We want this keep this space as open as possible. I could easily put a foosball or air hockey table in there, but it would make this area too cramped up.


----------



## walthill (Jun 25, 2012)

This is an interesting dillema. I can see the TV where I think the xbox is currently in one of the pictures so that kinda rules that out but the space screams TV, Movies, Video Games. If I was a kid, besides and air hockey, foosball, or pool I'm not too sure what else would go there.


----------



## bakenboy (Jul 1, 2012)

*If it were me...*

Hey there,

I'm Matt and I'm 19. I'm a big gamer, I use my xbox 360 a lot. I'm also a boxer and mixed martial artist in college, former football, lax, baseball, basketball and soccer player in high school. I'm also interested in making places look good. 

I think a few years back if I was 9 and had a room to myself, I'd want it painted a different color than white, it'd signify that it's his space for him and his friends. Also, I think bean bag chairs are always a plus for any kid, that or gaming chairs. I think another idea would be a Wii in that room, but I'm unsure of the budget your on for this project. The great part about Wii is that it's something to play WITH friends... playing Wii games by yourself isn't as fun and it's really a family-type gaming system where it invites more than one player to enjoy the competitive experience.
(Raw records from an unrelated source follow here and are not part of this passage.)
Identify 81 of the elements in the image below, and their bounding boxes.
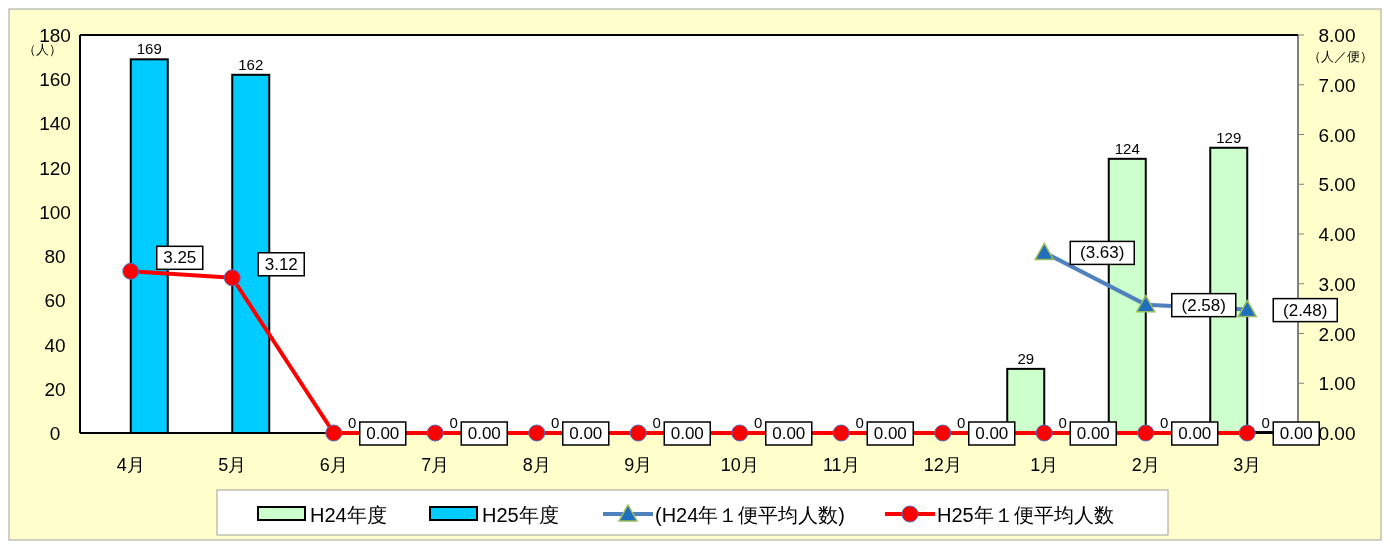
- point: [122, 262, 140, 280]
- data-label: 162: [238, 55, 264, 73]
- data-label: 0: [652, 414, 661, 431]
- y2-tick-label: 3.00: [1318, 273, 1356, 295]
- x-tick-label: 9月: [624, 455, 653, 475]
- point: [426, 424, 444, 442]
- data-label: 0.00: [975, 424, 1009, 443]
- x-tick-label: 2月: [1131, 455, 1160, 475]
- point: [325, 424, 343, 442]
- data-label: 0: [957, 414, 966, 431]
- y2-tick-label: 2.00: [1318, 323, 1356, 345]
- y2-tick-label: 1.00: [1318, 373, 1356, 395]
- point: [629, 424, 647, 442]
- point: [934, 424, 952, 442]
- x-tick-label: 1月: [1030, 455, 1059, 475]
- data-label: 0: [551, 414, 560, 431]
- x-tick-label: 8月: [522, 455, 551, 475]
- data-label: 169: [136, 40, 162, 58]
- y2-tick-label: 7.00: [1318, 74, 1356, 96]
- y-tick-label: 80: [44, 246, 66, 268]
- y2-tick-label: 8.00: [1318, 25, 1356, 46]
- legend-label: H25年１便平均人数: [937, 504, 1114, 526]
- data-label: 0.00: [467, 424, 501, 443]
- data-label: 0.00: [772, 424, 806, 443]
- data-label: 3.12: [264, 254, 298, 274]
- y-tick-label: 20: [44, 378, 66, 400]
- data-label: 29: [1017, 349, 1035, 367]
- y2-tick-label: 0.00: [1318, 423, 1356, 444]
- data-label: 0: [348, 414, 357, 431]
- y2-axis-title: （人／便）: [1307, 49, 1373, 64]
- data-label: (2.48): [1283, 300, 1328, 320]
- data-label: 0.00: [1076, 424, 1110, 443]
- point: [528, 424, 546, 442]
- legend-label: H24年度: [310, 504, 387, 526]
- point: [1035, 424, 1053, 442]
- point: [731, 424, 749, 442]
- data-label: 129: [1216, 128, 1242, 146]
- y-tick-label: 0: [49, 423, 61, 444]
- data-label: 0: [1058, 414, 1067, 431]
- x-tick-label: 3月: [1233, 455, 1262, 475]
- point: [1238, 424, 1256, 442]
- x-tick-label: 5月: [218, 455, 247, 475]
- data-label: 0.00: [1279, 424, 1313, 443]
- data-label: 0: [754, 414, 763, 431]
- point: [223, 269, 241, 287]
- data-label: 0.00: [1178, 424, 1212, 443]
- y2-tick-label: 5.00: [1318, 174, 1356, 196]
- data-label: 0.00: [569, 424, 603, 443]
- legend-label: (H24年１便平均人数): [655, 504, 846, 526]
- data-label: 0: [1261, 414, 1270, 431]
- y-tick-label: 60: [44, 290, 66, 312]
- y2-tick-label: 4.00: [1318, 224, 1356, 245]
- x-tick-label: 10月: [720, 455, 759, 475]
- point: [1237, 299, 1257, 318]
- data-label: 0: [449, 414, 458, 431]
- data-label: 0.00: [670, 424, 704, 443]
- data-label: 0: [855, 414, 864, 431]
- y-tick-label: 100: [39, 201, 71, 223]
- data-label: 0.00: [873, 424, 907, 443]
- data-label: 0.00: [366, 424, 400, 443]
- y-tick-label: 160: [39, 69, 71, 91]
- data-label: (3.63): [1080, 243, 1125, 263]
- x-tick-label: 11月: [822, 455, 860, 475]
- legend-label: H25年度: [482, 504, 559, 526]
- data-label: (2.58): [1181, 295, 1226, 315]
- point: [1137, 424, 1155, 442]
- x-tick-label: 6月: [319, 455, 348, 475]
- y-tick-label: 140: [39, 113, 71, 135]
- point: [1034, 242, 1054, 261]
- data-label: 3.25: [163, 248, 197, 268]
- y-axis-title: （人）: [22, 42, 62, 57]
- data-label: 124: [1114, 139, 1140, 157]
- point: [832, 424, 850, 442]
- y-tick-label: 40: [44, 334, 66, 356]
- data-label: 0: [1160, 414, 1169, 431]
- x-tick-label: 12月: [923, 455, 962, 475]
- x-tick-label: 4月: [116, 455, 145, 475]
- y2-tick-label: 6.00: [1318, 124, 1356, 146]
- x-tick-label: 7月: [421, 455, 450, 475]
- point: [1136, 294, 1156, 313]
- y-tick-label: 120: [39, 157, 71, 179]
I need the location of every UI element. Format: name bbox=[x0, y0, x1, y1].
I'd suggest a lighter blue or a lighter green depending on what your son is into, if he likes the beach, maybe theme it around the beach, if he likes going outside and playing in the dirt, maybe go for a theme of jungle or woods or something. I remember themes from growing up, I had the buzz lightyear theme, the military theme, the sports theme, etc. There was almost always a new color and a new theme.

Just some suggestions and I hope they were helpful. :thumbup1:


----------



## Bonzai (Oct 29, 2010)

Following on the sporting theme; how about a giant wall mural depicting his favourite sport? You can also get foam padded flooring which goes together like a giant jigsaw puzzle ... Either in black or bright colours. Provides a safe space for boys being boys


----------



## walthill (Jun 25, 2012)

He Op, 

Please update us with pics of what you finally decide, I'm sort of in the same situation that's why I'm interested in your solution. Themes are defintely the way to go. We use fatheads in our room, but we don't know what to put physically in that space. 
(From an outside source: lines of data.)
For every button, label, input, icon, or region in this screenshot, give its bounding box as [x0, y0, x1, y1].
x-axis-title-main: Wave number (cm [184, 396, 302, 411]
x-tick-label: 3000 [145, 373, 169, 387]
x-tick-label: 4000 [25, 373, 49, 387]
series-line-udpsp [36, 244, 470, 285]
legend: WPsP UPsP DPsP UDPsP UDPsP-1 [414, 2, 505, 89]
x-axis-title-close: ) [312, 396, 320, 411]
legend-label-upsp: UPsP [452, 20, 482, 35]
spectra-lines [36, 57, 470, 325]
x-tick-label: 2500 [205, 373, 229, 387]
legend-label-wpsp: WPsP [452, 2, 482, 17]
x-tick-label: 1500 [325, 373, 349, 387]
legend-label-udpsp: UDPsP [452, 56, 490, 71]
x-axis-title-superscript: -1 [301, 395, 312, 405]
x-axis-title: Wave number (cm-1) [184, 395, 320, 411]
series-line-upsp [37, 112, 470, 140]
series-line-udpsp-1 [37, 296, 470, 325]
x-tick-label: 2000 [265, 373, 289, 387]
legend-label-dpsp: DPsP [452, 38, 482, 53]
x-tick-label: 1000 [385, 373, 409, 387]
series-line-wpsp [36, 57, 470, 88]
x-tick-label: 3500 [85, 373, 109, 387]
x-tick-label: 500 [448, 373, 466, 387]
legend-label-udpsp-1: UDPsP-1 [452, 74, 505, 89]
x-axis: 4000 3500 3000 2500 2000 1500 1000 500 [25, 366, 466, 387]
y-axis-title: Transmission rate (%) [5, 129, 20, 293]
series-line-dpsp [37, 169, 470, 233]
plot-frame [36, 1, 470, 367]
Puzzle mats is a great idea. I will run that idea by the wife. They seem to be moderately priced.


----------



## dinosaur1 (Nov 22, 2009)

I'm still totally undecided. I guess some pictures or fatheads on the wall would be cool. I just don't want kids to rip em down since they cost $100.


----------



## spaceman spif (Jul 28, 2009)

Your biggest problem is that Green Bay Packers poster.... :yes:


----------



## dinosaur1 (Nov 22, 2009)

spaceman spif said:


> Your biggest problem is that Green Bay Packers poster.... :yes:


Go Pack Go!


----------